What is a jointer plane?
What it's used for
Also known as the try plane, the jointer excels at accurately truing up (levelling and squaring) long edges and levelling wide boards.
Where it gets it name
It gets its name from its primary function of producing perfectly flat edges on long pieces of wood prior to jointing them edge-to-edge to produce wider boards to be used, for instance, as table tops.
There are now electrically-powered jointer machines that can do this faster, but many woodworkers still prefer to use the hand plane, enjoying a quieter, more dust-free environment, and the greater job satisfaction you can get from using hand tools.
Standard and low-angle
There are standard and low-angle metal versions of the jointer, with irons pitched at 45 degrees bevel down and 12 degrees bevel up respectively.

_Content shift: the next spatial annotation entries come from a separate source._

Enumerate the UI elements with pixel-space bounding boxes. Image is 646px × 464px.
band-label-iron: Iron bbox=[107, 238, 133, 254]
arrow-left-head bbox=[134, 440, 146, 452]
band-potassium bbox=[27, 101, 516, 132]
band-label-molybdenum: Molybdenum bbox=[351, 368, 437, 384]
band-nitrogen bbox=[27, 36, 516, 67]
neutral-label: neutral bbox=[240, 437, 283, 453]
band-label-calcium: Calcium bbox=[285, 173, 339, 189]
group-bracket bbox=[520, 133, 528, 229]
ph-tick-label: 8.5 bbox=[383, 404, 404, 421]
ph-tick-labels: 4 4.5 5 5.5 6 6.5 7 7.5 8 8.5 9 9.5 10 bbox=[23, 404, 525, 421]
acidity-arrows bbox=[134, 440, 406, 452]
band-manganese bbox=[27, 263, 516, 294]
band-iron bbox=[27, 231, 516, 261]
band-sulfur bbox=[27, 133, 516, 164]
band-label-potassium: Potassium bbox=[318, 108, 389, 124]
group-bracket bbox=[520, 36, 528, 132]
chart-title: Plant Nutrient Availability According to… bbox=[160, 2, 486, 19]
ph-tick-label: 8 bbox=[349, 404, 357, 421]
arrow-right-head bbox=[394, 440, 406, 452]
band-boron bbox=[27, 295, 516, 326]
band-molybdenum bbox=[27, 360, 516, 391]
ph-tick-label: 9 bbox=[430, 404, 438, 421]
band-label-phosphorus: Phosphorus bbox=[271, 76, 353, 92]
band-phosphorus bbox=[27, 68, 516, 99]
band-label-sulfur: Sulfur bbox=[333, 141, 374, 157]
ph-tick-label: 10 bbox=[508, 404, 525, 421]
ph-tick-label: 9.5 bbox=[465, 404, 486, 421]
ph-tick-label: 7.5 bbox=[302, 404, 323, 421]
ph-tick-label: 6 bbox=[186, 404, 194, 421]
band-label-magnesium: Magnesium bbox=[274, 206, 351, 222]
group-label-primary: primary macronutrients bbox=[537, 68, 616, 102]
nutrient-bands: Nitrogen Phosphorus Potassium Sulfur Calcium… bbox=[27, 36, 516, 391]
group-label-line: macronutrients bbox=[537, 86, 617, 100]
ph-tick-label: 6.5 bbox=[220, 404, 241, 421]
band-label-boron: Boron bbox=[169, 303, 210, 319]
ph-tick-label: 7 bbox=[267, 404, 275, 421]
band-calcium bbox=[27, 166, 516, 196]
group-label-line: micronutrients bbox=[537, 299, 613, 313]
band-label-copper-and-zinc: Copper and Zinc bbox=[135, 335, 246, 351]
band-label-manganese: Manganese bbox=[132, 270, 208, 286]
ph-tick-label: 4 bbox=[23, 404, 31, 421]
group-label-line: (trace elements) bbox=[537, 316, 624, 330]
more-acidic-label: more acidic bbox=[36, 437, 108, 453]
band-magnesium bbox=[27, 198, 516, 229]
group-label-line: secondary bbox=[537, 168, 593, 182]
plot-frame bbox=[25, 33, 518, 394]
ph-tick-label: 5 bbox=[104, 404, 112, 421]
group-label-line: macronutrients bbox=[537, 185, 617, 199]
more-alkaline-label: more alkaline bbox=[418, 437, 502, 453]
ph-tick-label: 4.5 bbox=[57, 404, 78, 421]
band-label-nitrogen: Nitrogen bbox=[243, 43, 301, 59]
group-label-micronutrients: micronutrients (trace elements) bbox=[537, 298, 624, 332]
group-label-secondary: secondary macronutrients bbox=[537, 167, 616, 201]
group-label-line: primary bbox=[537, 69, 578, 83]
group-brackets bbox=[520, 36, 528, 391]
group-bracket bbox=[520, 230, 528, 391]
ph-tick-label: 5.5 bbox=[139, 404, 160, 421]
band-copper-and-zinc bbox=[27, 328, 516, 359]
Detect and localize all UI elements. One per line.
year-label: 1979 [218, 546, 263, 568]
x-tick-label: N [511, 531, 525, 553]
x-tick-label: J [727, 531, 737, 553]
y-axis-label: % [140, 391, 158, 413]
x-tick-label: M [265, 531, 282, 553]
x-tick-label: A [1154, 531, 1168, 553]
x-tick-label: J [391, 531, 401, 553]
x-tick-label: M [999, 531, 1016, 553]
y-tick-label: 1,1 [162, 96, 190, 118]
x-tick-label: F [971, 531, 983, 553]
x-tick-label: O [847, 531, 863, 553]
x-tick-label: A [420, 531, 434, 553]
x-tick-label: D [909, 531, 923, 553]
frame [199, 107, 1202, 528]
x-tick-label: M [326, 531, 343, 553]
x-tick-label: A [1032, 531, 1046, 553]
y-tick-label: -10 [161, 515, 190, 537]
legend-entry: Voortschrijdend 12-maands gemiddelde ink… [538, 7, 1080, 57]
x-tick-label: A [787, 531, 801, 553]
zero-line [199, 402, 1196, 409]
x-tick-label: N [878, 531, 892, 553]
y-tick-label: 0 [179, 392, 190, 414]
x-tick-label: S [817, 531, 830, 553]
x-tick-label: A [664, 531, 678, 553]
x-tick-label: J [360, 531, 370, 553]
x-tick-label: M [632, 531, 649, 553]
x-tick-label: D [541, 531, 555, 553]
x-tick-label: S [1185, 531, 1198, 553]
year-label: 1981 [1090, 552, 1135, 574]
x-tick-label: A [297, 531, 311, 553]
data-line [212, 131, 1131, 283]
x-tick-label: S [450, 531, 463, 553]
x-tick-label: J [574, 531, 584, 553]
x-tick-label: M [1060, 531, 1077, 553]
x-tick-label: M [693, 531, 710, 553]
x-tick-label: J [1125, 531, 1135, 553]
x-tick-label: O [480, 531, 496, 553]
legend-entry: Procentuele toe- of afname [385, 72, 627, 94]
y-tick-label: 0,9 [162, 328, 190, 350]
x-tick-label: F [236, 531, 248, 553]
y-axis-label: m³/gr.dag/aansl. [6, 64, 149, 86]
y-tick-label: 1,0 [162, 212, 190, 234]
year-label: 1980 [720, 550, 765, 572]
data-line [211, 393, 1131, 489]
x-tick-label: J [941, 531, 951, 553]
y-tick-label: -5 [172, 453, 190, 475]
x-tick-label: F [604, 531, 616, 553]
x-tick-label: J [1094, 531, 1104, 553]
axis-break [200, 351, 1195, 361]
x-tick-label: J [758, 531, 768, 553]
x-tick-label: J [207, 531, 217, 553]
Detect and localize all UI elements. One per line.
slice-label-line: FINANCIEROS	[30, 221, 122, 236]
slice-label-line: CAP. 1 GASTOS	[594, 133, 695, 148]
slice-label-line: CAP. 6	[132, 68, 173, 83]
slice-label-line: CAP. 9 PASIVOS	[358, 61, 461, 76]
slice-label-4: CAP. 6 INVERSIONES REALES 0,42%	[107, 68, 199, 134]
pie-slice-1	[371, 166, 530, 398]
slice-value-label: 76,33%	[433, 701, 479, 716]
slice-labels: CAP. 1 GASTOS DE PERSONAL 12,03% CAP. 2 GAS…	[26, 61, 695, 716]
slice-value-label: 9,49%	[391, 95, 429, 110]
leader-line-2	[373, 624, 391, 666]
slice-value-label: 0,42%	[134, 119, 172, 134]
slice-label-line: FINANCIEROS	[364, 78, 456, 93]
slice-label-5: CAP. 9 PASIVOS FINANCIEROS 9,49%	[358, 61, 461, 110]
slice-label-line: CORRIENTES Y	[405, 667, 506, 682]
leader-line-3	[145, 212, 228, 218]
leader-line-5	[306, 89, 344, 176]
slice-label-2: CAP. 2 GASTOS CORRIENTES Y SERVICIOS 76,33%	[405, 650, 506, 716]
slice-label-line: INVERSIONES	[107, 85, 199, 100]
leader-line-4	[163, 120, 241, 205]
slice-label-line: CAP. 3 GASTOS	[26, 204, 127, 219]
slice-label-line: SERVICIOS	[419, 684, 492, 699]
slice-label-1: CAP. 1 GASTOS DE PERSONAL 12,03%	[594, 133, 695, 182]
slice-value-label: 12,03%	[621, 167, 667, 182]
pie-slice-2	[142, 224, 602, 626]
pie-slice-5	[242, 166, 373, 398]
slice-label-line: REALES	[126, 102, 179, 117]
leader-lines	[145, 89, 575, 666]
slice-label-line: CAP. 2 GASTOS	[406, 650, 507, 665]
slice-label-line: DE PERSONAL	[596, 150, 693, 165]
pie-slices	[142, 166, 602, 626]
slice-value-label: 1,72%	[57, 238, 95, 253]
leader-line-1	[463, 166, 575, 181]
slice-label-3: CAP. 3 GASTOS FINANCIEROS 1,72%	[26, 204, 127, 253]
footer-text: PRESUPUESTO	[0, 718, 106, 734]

Wooden jointers usually have their irons pitched at 45 degrees.
At up to about 610mm (24 inches) long, the jointer is the longest of the bench planes. Its length means it is supreme at levelling the edges of wood.
Shape of cutting edge
The jointer plane's iron is usually honed straight for cutting perfectly flat edges.
The most popular Stanley/Bailey-type metal jointers that are still made today by Stanley and other manufacturers are the No. 7 and the No. 8. The No. 7 is 559mm (22") long with a 60mm (2 3/8") wide iron, and the No. 8 is 610mm (24") long with a 67mm (2 5/8") wide iron.
The longer the plane, the better it is for levelling wood, but the heavier it will be.